First, we should dispense with the notion that U.S. imperialism’s support for Israel was ever predicated on a notion of Israel as an island of freedom surrounded by a sea of autocratic states, or on some eternal concern for the Jewish people.

In fact, the U.S. ruling class, and especially its most reactionary sector, has always been riddled with anti-Semitic attitudes, and its alliances worldwide are deeply embedded in its political and economic interests, nothing else.

Israel is considered a strategic and reliable ally in a region of the world that was and is politically volatile and absolutely vital economically to the interests of the transnational corporations and U.S. imperialism. To put it differently, the immense reserves of oil, the strategic role that oil occupies in the political economy of U.S. capitalism, and U.S. imperialism’s geopolitical interests in the region have driven our policy vis-à-vis Israel for the past half-century.

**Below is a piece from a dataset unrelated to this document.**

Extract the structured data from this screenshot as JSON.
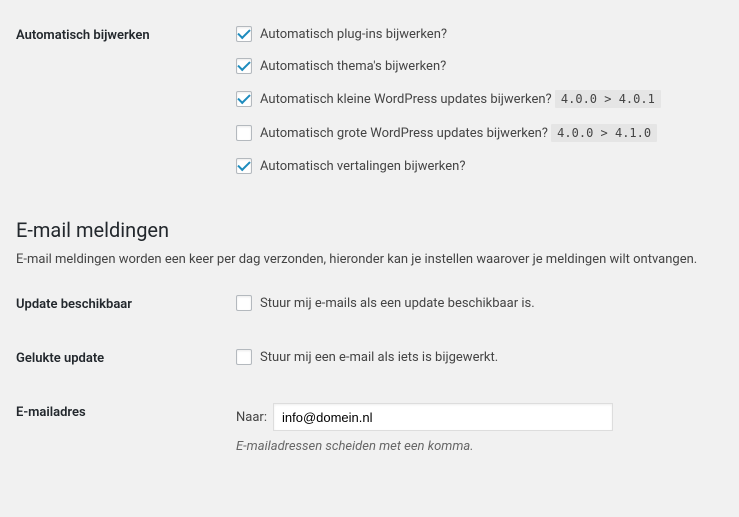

For these reasons, the United States has extended political, economic, diplomatic and military aid to Israel for more than five decades. Nearly $4 billion, mainly in military aid, goes to Israel each year, allowing it to equip itself with one of the most modern and powerful armies in the world, complete with nuclear weapons.

Successive administrations in the White House have winked at the expansionist tendencies of the Israeli government, which inevitably come at the expense of the homelands of the Palestinian and other Arab peoples.

This symbiotic embrace of U.S. imperialism and an expansionist Israeli state has not only brought unrelieved oppression of the Palestinians, but also war and insecurity to both the Palestinian and Jewish peoples.

To think that the current military offensive and occupation will bring anything different is reckless folly. What it won’t do is crush the spirit of resistance of the Palestinian people. Like oppressed peoples in other parts of the world, they will resist no matter how difficult the struggle, and until justice is won.

The eruption of violence, and especially state-sponsored violence, in the Palestinian-Israeli conflict carries with it both the danger of a wider war and, paradoxically, some new opportunities for a just settlement of the crisis. The new peace plan of the Arab League, the unity of the Arab peoples and states, and the growing worldwide call for an end to the military occupation and a two-state solution may finally create the conditions for a just and lasting peace in the Middle East. The people of our country have to weigh into this process.